Liderleri ayırmak elbette olmaz. Kim Namjoon, Filenin Sultanları’nı hırsıyla bir ortada tutan kaptan Eda Fazilet Dündar olurdu.

Eda Erdem’in o aurası, kadrosu çekip çevirmesi ve herkesin en düşük anında bile onların en büyük destekçisi olarak kaptanlığını göstermesine hayranız. En makus anda bile verdiği motivasyon ve idaresiyle kızları düştükleri yerden alıp tepeye taşımak konusunda üstüne yok. Birebir şeyi BTS’in önderi Namjoon’da da görüyoruz. Tüm üyeler en âlâ haline gelsin diye elini üstlerinden çekmeyen, canlı yayınlarda konuşma yapsınlar diye onları öne çıkaran ve süreçleri yeterli yöneten Namu, Eda Erdem’den oburu olamazdı.

Kim Seokjin, fırsat verdiği takdirde kadrosu en yeterli haline getirebilecek ve canını dişine takacak Gizem Örge olurdu.

Başarısı gözle görülen ancak kendini gösterebilmek için fırsata gereksinimi olan Gizem Örge, Avrupa Şampiyonası’nda hırsıyla sahayı paramparça etti. Seokjin’de de birebir potansiyeli görüyorum. Kendisi ‘Silver Voice’ olarak isimlendiriliyor bildiğiniz üzere. Yıllar boyunca kliplerde geri planda bırakılan Seokjin’in partları, daha sonrasında herkesin hızına tokat üzere çarpmıştı. Tıpkı Gizem Örge üzere.

Yaptığı her işle dalı paramparça eden, diss atmanın kitabını yazan Min Yoongi elbette gururumuz Ebrar Karakurt olurdu.

Ebrar muvaffakiyetleri ve maç performansları bir yana dursun, ferdî hayatı ve toplumsal medya paylaşımlarıyla bir kitlenin maksadı haline geldi. Her vakit söylediğimiz üzere kimse haddi olmadığı halde tenkitlerini sürdürüp Ebrar’ı üzerken, kendisi şampiyonluk ile en hoş karşılığı verdi. Yoongi de tıpkı onun üzere. Kendi söyledikleri ve yaptıkları ‘sert’ bulunduğu için birtakım kitlelerce tenkit yağmuruna tutulan Yoongi, kendi tenkitlerine müzikleri ile yanıt verdi. Birebir vakitte küme üyelerine gelen yorumlar da hududunu bozmuş olacak ki her bir cümleyi tek tek son albümü ile silip attı. Ee ne diyorduk, ‘Nefret ve önyargının köleleri, YouTube’un köleleri, gösterişin köleleri.’…

Jung Hoseok, başarılı savunmaları ve sempatik halleriyle Zehra Güneş olurdu.

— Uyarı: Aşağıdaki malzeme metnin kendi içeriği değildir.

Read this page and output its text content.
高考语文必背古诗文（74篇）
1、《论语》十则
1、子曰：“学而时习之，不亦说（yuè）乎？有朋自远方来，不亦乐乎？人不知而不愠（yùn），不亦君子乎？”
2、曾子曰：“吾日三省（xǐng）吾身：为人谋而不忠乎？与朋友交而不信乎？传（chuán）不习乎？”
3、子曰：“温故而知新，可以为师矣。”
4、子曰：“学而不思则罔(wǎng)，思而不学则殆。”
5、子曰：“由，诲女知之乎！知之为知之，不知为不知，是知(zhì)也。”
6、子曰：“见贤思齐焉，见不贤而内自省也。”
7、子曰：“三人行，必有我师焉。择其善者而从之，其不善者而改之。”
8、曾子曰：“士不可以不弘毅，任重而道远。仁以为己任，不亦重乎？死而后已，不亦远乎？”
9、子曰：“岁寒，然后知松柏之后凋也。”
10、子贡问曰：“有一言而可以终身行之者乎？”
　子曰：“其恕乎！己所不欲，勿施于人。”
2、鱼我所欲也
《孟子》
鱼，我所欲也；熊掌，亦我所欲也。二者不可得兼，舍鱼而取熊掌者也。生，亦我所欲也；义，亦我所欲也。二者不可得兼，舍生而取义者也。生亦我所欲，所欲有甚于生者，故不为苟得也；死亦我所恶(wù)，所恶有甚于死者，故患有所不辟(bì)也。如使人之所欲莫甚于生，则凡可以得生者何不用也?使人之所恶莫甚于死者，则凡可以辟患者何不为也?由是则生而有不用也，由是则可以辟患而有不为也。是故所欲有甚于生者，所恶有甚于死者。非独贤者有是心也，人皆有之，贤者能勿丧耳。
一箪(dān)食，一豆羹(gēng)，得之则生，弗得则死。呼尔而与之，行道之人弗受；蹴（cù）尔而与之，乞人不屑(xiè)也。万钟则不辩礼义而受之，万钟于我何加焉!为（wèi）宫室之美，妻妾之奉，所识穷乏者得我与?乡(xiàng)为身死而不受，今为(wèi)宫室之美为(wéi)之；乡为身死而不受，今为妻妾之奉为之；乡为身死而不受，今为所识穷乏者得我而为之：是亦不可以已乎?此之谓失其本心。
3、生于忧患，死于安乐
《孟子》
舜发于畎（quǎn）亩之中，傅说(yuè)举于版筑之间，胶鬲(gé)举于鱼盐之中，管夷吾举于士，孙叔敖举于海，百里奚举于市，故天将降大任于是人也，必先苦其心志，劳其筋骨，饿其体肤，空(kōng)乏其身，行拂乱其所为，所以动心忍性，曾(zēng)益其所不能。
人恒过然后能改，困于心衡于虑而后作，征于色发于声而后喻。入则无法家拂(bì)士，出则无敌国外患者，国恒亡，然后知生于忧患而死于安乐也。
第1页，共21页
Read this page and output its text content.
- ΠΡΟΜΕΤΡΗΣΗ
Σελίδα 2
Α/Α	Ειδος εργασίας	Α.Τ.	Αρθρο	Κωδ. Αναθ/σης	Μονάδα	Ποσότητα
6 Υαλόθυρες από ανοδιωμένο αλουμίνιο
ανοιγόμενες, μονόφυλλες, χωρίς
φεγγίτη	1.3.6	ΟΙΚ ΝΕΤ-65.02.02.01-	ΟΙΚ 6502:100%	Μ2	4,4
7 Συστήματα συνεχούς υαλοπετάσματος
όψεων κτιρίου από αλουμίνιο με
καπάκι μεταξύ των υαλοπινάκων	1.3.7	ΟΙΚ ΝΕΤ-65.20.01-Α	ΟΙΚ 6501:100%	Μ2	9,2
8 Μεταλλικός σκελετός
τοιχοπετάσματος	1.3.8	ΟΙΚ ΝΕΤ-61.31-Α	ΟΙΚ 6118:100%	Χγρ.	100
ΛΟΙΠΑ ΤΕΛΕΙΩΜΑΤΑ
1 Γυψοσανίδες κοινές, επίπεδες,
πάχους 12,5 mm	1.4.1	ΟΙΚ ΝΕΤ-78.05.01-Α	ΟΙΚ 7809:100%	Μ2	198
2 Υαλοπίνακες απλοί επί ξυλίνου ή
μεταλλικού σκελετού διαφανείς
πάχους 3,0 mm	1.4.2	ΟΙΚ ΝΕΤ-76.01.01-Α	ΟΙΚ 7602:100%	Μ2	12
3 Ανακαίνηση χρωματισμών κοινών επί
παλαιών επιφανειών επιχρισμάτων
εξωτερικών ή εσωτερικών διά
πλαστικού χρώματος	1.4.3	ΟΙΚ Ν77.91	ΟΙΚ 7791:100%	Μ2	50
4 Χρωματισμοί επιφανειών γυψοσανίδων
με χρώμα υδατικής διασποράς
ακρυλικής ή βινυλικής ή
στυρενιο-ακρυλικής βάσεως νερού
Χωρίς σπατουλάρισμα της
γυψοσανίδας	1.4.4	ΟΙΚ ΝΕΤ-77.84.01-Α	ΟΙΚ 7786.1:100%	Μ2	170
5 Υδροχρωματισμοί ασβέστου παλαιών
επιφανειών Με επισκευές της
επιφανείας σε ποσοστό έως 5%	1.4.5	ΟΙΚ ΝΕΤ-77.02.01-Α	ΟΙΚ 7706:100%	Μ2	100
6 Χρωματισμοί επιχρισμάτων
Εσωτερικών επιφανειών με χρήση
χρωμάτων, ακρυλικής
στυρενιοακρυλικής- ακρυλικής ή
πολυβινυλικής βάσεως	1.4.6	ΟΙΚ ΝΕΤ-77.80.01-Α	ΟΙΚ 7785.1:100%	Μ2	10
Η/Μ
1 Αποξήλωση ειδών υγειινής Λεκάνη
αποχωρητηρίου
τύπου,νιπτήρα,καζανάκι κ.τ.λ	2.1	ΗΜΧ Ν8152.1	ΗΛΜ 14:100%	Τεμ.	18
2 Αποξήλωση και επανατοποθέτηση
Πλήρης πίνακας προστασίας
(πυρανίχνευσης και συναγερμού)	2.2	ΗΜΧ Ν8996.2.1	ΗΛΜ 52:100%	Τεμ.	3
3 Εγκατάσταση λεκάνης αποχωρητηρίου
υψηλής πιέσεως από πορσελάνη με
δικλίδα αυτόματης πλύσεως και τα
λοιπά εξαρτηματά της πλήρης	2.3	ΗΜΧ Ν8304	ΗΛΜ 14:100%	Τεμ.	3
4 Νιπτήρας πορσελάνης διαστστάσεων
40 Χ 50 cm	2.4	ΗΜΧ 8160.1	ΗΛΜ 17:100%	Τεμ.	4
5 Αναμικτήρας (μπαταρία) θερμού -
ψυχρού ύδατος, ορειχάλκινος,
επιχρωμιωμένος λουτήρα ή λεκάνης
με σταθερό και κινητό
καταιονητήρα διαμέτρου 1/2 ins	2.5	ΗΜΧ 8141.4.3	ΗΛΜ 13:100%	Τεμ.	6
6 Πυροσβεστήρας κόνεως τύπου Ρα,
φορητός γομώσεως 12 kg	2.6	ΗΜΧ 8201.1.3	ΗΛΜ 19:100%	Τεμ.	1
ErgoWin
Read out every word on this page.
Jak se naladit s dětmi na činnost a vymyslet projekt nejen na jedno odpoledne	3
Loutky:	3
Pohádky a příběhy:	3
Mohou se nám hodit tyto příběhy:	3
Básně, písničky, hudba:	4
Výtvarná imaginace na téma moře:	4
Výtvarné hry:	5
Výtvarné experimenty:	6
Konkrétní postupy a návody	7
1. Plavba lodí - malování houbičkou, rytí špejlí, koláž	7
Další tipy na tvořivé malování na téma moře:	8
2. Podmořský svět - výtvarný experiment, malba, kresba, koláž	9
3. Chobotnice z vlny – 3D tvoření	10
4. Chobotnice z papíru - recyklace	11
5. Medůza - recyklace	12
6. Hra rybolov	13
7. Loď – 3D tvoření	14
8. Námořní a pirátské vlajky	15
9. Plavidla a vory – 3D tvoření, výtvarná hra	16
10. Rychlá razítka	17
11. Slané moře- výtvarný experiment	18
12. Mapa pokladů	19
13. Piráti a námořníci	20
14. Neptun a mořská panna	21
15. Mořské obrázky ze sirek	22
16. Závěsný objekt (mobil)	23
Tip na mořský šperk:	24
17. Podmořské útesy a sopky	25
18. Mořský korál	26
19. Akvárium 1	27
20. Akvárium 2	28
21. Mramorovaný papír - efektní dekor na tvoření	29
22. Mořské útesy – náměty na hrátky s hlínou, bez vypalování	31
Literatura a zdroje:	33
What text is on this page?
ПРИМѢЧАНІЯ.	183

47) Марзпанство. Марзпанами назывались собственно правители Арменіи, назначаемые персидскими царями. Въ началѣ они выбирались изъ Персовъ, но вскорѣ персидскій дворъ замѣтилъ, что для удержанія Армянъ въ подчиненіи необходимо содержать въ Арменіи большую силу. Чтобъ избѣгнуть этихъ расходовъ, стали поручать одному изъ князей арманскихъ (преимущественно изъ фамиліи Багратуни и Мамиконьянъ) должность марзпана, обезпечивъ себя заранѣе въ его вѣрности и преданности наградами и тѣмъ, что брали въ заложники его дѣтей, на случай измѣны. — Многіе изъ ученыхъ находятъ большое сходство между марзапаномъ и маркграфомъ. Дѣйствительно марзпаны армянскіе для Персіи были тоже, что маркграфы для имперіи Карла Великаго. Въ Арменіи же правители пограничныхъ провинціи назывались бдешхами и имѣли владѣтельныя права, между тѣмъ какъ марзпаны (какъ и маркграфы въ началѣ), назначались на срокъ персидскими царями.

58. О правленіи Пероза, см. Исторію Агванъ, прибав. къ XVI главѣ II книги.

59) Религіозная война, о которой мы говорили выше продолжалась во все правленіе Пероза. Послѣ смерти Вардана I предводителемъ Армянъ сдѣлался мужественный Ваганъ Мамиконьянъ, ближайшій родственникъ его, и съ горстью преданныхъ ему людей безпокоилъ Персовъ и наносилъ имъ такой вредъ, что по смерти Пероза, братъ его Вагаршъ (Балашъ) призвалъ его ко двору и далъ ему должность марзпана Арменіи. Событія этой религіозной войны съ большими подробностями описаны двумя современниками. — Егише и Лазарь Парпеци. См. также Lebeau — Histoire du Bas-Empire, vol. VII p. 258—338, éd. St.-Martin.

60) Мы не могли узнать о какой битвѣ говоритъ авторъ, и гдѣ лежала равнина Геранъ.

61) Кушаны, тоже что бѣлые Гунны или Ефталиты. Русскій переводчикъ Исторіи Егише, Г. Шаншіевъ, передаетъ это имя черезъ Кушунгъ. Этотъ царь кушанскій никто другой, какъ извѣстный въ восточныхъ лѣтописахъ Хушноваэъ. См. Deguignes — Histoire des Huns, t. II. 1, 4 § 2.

Bloklardan aldığı sayılarla ‘Viyana’nın kapılarını da mı sen savundun be?’ dedirten Zehra Güneş’in başarılı performansını her vakit konuşmaya devam ediyoruz. Hoşluğu, güler yüzü, hırsı, sempatikliği ile çok sevdiğimiz Zehra’yı bu yüzden Jung Hoseok’a benzettik. Maç esnasında değişik bir hırs ile alana çıkan ve yanlışa toleransı olmayan Zehra üzere, ne kendinin ne diğerinin nizamı bozmasına müsaade vermeyen Hoseok tıpkı kulvarda. Olağan vakitlerde bir çiçek üzere tatlı tatlı gezerken, işler ciddiye binince içinden farklı bir insan çıkıyor. Azim denen şey resmen gözlerinden okunuyor.

Park Jimin, en uygununu yapabilmek ismine her vakit çok çalışan ve muvaffakiyetlerinin karşılığını bir bir alan Elif Şahin olurdu.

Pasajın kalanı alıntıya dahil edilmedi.